Cas 2022-095N

Propos négationnistes d’un parti politique sur Facebook

Vaud

Historique de la procédure
2021 2021-108N Le tribunal a condamné l’accusé pour discrimination raciale et incitation à la haine conformément à l’article 261bis al. 4, deuxième partie de la phrase.
2022 2022-095N La 2ème instance prononce le prévenu coupable de discrimination et incitation à la haine (art. 261bis al. 4 2ème partie CP).
Critères de recherche juridiques
Acte / Eléments constitutifs objectifs Négation d'un génocide (al. 4 2ème phrase)
Objet de protection Religion
Questions spécifiques sur l'élément constitutif Elément constitutif subjectif de l'infraction
Mots-clés
Auteurs Acteurs politiques
Victimes Juifs
Moyens utilisés Ecrits
Environnement social Médias sociaux
Idéologie Antisémitisme

Synthèse

Le Parti X., représenté par son président B., a tenu des propos négationnistes en publiant sur la page du groupe public un texte contestant des faits historiques sur la Shoah et suggérant que les organismes de censure devraient investiguer à Auschwitz.
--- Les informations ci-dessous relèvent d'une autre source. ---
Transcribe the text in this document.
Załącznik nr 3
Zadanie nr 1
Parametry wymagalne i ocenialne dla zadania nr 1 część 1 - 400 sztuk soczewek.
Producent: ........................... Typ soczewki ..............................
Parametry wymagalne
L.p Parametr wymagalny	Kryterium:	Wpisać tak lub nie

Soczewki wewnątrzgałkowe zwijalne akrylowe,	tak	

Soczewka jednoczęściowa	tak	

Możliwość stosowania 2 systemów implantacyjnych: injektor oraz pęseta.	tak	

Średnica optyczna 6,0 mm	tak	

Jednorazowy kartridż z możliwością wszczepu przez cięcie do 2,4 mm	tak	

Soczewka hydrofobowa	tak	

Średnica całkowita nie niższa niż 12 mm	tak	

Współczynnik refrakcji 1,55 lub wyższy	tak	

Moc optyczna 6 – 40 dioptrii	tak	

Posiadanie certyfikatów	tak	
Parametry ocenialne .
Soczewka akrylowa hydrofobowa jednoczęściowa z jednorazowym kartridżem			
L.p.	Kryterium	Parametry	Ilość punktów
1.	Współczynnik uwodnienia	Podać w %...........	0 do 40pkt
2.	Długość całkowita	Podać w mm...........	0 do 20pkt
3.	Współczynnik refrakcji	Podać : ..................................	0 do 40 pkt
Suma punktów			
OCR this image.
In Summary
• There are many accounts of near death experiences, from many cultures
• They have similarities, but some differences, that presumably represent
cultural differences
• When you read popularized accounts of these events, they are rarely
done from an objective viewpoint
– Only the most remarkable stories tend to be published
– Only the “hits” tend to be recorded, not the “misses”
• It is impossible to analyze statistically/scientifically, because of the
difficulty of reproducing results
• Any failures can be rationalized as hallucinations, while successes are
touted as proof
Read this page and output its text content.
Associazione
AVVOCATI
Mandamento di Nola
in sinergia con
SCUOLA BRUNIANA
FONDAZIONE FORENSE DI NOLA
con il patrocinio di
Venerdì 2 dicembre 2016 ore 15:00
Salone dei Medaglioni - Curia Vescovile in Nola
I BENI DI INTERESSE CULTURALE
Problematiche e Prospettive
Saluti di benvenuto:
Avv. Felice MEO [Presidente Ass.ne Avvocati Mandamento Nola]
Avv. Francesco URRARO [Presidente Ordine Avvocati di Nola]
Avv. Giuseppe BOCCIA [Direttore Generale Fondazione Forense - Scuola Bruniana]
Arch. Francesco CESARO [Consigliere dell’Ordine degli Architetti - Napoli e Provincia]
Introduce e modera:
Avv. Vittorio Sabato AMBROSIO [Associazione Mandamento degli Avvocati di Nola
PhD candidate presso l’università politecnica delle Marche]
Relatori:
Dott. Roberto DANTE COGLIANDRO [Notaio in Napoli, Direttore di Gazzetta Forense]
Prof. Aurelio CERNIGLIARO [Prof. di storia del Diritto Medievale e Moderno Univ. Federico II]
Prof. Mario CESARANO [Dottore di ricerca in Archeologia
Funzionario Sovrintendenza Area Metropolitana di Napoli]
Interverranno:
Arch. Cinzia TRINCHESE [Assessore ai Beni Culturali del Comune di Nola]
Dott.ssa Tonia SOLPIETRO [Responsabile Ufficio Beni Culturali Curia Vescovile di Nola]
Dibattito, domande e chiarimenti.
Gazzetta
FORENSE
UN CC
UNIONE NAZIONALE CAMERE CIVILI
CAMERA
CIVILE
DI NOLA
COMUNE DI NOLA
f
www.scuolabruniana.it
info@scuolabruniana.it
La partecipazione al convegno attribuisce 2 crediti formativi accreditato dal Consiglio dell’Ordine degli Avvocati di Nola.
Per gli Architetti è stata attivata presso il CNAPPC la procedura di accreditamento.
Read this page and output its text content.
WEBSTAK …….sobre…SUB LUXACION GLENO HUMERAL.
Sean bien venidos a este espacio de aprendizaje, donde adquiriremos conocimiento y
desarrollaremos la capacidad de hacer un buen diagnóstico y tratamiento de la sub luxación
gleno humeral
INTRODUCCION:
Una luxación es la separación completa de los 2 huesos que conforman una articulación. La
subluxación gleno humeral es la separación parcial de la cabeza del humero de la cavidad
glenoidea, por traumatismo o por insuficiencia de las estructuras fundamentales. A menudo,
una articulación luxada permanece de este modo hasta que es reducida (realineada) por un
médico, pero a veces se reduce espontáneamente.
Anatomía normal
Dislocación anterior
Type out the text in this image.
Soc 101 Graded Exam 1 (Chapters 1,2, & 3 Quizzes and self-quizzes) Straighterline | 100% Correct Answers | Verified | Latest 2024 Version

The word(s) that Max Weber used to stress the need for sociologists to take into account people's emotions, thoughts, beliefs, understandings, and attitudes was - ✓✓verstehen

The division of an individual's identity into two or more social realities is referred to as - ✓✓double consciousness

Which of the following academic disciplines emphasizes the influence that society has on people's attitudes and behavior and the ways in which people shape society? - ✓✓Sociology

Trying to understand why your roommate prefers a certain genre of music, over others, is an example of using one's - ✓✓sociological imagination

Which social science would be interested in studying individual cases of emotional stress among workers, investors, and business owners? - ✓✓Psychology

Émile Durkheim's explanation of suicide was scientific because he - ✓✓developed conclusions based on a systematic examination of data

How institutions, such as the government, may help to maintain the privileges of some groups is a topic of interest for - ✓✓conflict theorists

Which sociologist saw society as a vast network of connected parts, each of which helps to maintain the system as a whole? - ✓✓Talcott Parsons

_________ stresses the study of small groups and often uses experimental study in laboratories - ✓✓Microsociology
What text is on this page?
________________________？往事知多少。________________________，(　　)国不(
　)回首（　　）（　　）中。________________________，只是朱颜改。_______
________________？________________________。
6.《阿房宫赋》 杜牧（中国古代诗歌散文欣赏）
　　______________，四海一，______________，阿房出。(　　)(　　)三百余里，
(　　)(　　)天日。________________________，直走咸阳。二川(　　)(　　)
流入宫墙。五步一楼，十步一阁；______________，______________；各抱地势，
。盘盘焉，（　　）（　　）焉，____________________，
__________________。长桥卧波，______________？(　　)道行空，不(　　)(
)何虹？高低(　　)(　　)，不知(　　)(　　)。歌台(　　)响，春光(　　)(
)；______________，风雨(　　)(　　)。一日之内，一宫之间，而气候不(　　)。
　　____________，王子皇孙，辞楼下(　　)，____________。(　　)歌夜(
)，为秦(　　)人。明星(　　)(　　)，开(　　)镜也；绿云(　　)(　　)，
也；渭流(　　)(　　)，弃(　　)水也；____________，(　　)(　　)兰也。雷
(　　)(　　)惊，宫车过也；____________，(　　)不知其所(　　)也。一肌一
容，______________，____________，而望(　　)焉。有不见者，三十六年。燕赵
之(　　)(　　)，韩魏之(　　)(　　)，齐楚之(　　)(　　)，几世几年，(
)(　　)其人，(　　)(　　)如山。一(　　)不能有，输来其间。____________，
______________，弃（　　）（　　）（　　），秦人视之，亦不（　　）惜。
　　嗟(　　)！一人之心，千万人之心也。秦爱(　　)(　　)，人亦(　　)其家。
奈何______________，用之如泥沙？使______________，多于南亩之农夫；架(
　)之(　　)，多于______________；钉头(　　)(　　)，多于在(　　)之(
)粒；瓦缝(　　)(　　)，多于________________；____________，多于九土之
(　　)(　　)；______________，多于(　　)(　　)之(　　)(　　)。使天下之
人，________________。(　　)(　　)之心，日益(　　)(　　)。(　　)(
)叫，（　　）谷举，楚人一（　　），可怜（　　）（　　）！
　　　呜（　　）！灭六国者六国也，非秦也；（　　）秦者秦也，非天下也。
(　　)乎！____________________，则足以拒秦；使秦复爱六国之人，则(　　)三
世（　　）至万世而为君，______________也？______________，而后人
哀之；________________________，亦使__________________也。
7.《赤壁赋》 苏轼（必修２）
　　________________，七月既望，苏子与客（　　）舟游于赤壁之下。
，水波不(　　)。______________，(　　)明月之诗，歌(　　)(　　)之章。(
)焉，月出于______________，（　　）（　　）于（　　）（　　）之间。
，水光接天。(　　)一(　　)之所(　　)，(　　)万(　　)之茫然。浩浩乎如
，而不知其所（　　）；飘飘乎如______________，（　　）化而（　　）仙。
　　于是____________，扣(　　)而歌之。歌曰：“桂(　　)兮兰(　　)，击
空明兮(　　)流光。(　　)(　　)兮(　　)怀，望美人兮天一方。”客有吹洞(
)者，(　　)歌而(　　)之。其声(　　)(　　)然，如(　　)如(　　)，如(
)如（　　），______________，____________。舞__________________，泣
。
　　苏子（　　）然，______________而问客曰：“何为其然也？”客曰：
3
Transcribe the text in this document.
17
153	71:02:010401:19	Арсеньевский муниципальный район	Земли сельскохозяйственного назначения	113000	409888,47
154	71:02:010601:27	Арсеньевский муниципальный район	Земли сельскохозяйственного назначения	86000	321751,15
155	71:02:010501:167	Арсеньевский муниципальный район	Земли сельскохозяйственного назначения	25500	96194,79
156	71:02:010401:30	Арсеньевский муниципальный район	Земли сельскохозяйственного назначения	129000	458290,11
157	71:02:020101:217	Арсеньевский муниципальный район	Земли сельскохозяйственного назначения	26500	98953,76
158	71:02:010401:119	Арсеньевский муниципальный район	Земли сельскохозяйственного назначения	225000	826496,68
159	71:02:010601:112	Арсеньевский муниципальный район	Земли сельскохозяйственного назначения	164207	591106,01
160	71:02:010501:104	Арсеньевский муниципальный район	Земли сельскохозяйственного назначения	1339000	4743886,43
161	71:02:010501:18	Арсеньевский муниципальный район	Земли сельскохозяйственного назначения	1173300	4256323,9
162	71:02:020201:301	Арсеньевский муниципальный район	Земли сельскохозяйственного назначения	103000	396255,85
Le même jour, B. a également partagé ces écrits sur son profil privé. Par ce comportement, il a cherché à minimiser grossièrement, voire nier la Shoah, incitant ainsi à la haine à l’égard des juifs en raison de leur appartenance religieuse.
La 2ème instance prononce le prévenu coupable de discrimination et incitation à la haine (art. 261bis al. 4 2ème partie CP).

En fait / faits

Le Parti X., représenté par son président B., a tenu des propos négationnistes en publiant sur la page du groupe public le texte suivant :
« Sous le prétexte de «la liberté d’expression» on peut donc insulter 1,8 milliard de musulmans dans le monde, alors que relever des invraisemblances dans l’histoire de la Shoah vous emmène droit en prison ! Pour le film documentaire «Hold up» même traitement, on aimerait que ces organismes de censure aillent à Auschwitz pratiquer le même zèle de recherche historique et qu’ils relèvent les absurdités que l’on nous sert et ressert depuis 1945 ! »
B. a également partagé, le même jour, ces écrits sur son profil privé. Par son comportement, il a ainsi cherché à minimiser grossièrement, voire nier la Shoah, incitant ainsi à la haine à l’égard des juifs en raison de leur appartenance religieuse.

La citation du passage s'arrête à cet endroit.